Frenai appena davanti ai tornelli della seggiovia e mi girai in tempo per vedere Shoto fare lo stesso e sbilanciarsi verso di me per la troppa velocità con cui era arrivato. Gli diedi una spinta leggera per evitare che mi cadesse addosso e poi lo guardai soddisfatto. Avevo finalmente vinto una stramaledetta gara ed ero pronto a cominciarne una nuova. Amavo la sensazione del vento misto a neve che mi schiaffeggiava il viso man mano che aumentavo la velocità, così come amavo il suono della neve che veniva appiattita dal passaggio dei miei sci. Tutto ciò che provavo nel correre lungo le discese era dovuto all'adrenalina che mi scorreva nel corpo come fosse una droga appena assunta. Ciò che, però, determinava una maggior sintetizzazione di quell'ormone era la presenza del bicolore e il continuo gareggiarci contro.

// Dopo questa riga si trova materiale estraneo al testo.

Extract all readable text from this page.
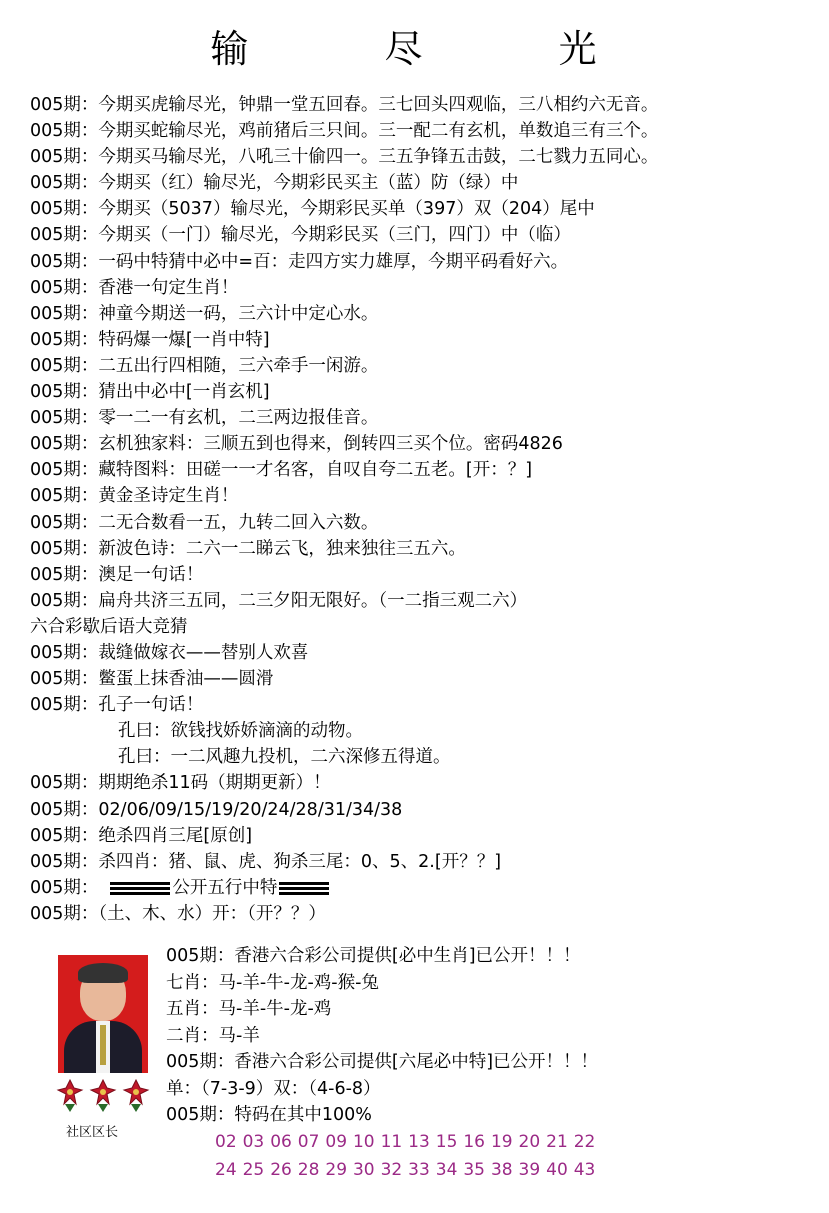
输 尽 光
005期：今期买虎输尽光，钟鼎一堂五回春。三七回头四观临，三八相约六无音。
005期：今期买蛇输尽光，鸡前猪后三只间。三一配二有玄机，单数追三有三个。
005期：今期买马输尽光，八吼三十偷四一。三五争锋五击鼓，二七戮力五同心。
005期：今期买（红）输尽光，今期彩民买主（蓝）防（绿）中
005期：今期买（5037）输尽光，今期彩民买单（397）双（204）尾中
005期：今期买（一门）输尽光，今期彩民买（三门，四门）中（临）
005期：一码中特猜中必中=百：走四方实力雄厚，今期平码看好六。
005期：香港一句定生肖！
005期：神童今期送一码，三六计中定心水。
005期：特码爆一爆[一肖中特]
005期：二五出行四相随，三六牵手一闲游。
005期：猜出中必中[一肖玄机]
005期：零一二一有玄机，二三两边报佳音。
005期：玄机独家料：三顺五到也得来，倒转四三买个位。密码4826
005期：藏特图料：田磋一一才名客，自叹自夸二五老。[开：？]
005期：黄金圣诗定生肖！
005期：二无合数看一五，九转二回入六数。
005期：新波色诗：二六一二睇云飞，独来独往三五六。
005期：澳足一句话！
005期：扁舟共济三五同，二三夕阳无限好。（一二指三观二六）
六合彩歇后语大竞猜
005期：裁缝做嫁衣——替别人欢喜
005期：鳖蛋上抹香油——圆滑
005期：孔子一句话！
孔曰：欲钱找娇娇滴滴的动物。
孔曰：一二风趣九投机，二六深修五得道。
005期：期期绝杀11码（期期更新）！
005期：02/06/09/15/19/20/24/28/31/34/38
005期：绝杀四肖三尾[原创]
005期：杀四肖：猪、鼠、虎、狗杀三尾：0、5、2.[开？？]
005期：	公开五行中特
005期：（土、木、水）开：（开？？）
社区区长
005期：香港六合彩公司提供[必中生肖]已公开！！！
七肖：马-羊-牛-龙-鸡-猴-兔
五肖：马-羊-牛-龙-鸡
二肖：马-羊
005期：香港六合彩公司提供[六尾必中特]已公开！！！
单：（7-3-9）双：（4-6-8）
005期：特码在其中100%
02 03 06 07 09 10 11 13 15 16 19 20 21 22
24 25 26 28 29 30 32 33 34 35 38 39 40 43
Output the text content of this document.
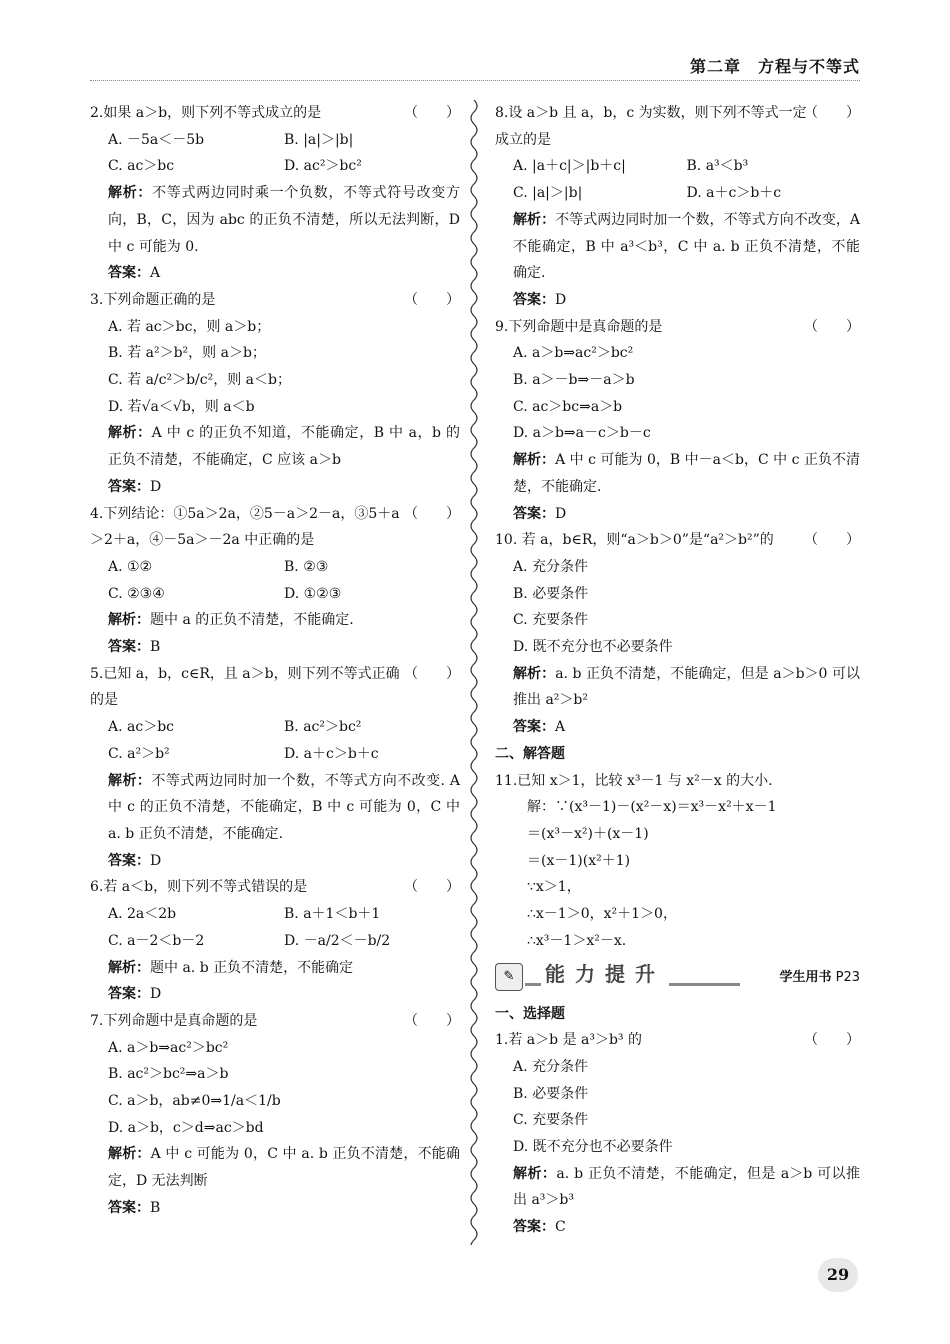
第二章　方程与不等式
2.如果 a＞b，则下列不等式成立的是	（　　）
A. －5a＜－5b	B. |a|＞|b|
C. ac＞bc	D. ac²＞bc²
解析：不等式两边同时乘一个负数，不等式符号改变方向，B，C，因为 abc 的正负不清楚，所以无法判断，D 中 c 可能为 0.
答案：A
3.下列命题正确的是	（　　）
A. 若 ac＞bc，则 a＞b；
B. 若 a²＞b²，则 a＞b；
C. 若 a/c²＞b/c²，则 a＜b；
D. 若√a＜√b，则 a＜b
解析：A 中 c 的正负不知道，不能确定，B 中 a，b 的正负不清楚，不能确定，C 应该 a＞b
答案：D
4.下列结论：①5a＞2a，②5－a＞2－a，③5＋a＞2＋a，④－5a＞－2a 中正确的是
（　　）
A. ①②	B. ②③
C. ②③④	D. ①②③
解析：题中 a 的正负不清楚，不能确定.
答案：B
5.已知 a，b，c∈R，且 a＞b，则下列不等式正确的是
（　　）
A. ac＞bc	B. ac²＞bc²
C. a²＞b²	D. a＋c＞b＋c
解析：不等式两边同时加一个数，不等式方向不改变. A 中 c 的正负不清楚，不能确定，B 中 c 可能为 0，C 中 a. b 正负不清楚，不能确定.
答案：D
6.若 a＜b，则下列不等式错误的是	（　　）
A. 2a＜2b	B. a＋1＜b＋1
C. a－2＜b－2	D. －a/2＜－b/2
解析：题中 a. b 正负不清楚，不能确定
答案：D
7.下列命题中是真命题的是	（　　）
A. a＞b⇒ac²＞bc²
B. ac²＞bc²⇒a＞b
C. a＞b，ab≠0⇒1/a＜1/b
D. a＞b，c＞d⇒ac＞bd
解析：A 中 c 可能为 0，C 中 a. b 正负不清楚，不能确定，D 无法判断
答案：B
8.设 a＞b 且 a，b，c 为实数，则下列不等式一定成立的是
（　　）
A. |a＋c|＞|b＋c|	B. a³＜b³
C. |a|＞|b|	D. a＋c＞b＋c
解析：不等式两边同时加一个数，不等式方向不改变，A 不能确定，B 中 a³＜b³，C 中 a. b 正负不清楚，不能确定.
答案：D
9.下列命题中是真命题的是	（　　）
A. a＞b⇒ac²＞bc²
B. a＞－b⇒－a＞b
C. ac＞bc⇒a＞b
D. a＞b⇒a－c＞b－c
解析：A 中 c 可能为 0，B 中－a＜b，C 中 c 正负不清楚，不能确定.
答案：D
10. 若 a，b∈R，则“a＞b＞0”是“a²＞b²”的	（　　）
A. 充分条件
B. 必要条件
C. 充要条件
D. 既不充分也不必要条件
解析：a. b 正负不清楚，不能确定，但是 a＞b＞0 可以推出 a²＞b²
答案：A
二、解答题
11.已知 x＞1，比较 x³－1 与 x²－x 的大小.
解：∵(x³－1)－(x²－x)＝x³－x²＋x－1
＝(x³－x²)＋(x－1)
＝(x－1)(x²＋1)
∵x＞1，
∴x－1＞0，x²＋1＞0，
∴x³－1＞x²－x.
✎	能力提升	学生用书 P23
一、选择题
1.若 a＞b 是 a³＞b³ 的	（　　）
A. 充分条件
B. 必要条件
C. 充要条件
D. 既不充分也不必要条件
解析：a. b 正负不清楚，不能确定，但是 a＞b 可以推出 a³＞b³
答案：C
29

"Ragazzi, andiamo a pranzo al rifugio" urlò Kirishima a pochi metri di distanza, ma noi non smettemmo di guardarci in cagnesco, o forse era più uno sguardo che si scambierebbero due maratoneti sui blocchi di partenza. Ormai ci guardavamo come se vivessimo solo per sfidarci.

"No, noi saliamo ancora" urlammo all'unisono e ci sbrigammo a prendere la seggiovia un'ultima volta prima di fermarci per mangiare con gli altri. Sarebbe stata questione di minuti se non fosse stato per i ragazzi che incontrammo in cima alla montagna. Eravamo appena scesi dalla seggiovia ed eravamo pronti per ricominciare la gara, ma qualcuno posò la punta della propria bacchetta sullo sci di Shoto. Alzammo entrambi lo sguardo sicuri di trovare Denki, lui era l'unico che ci seguiva sempre quando volevamo fare una pista in più. Ma dovevamo immaginare non si trattasse di lui, non avrebbe mai messo la punta della propria bacchetta su uno sci rischiando in quel modo di graffiarlo, non era una cosa che si faceva.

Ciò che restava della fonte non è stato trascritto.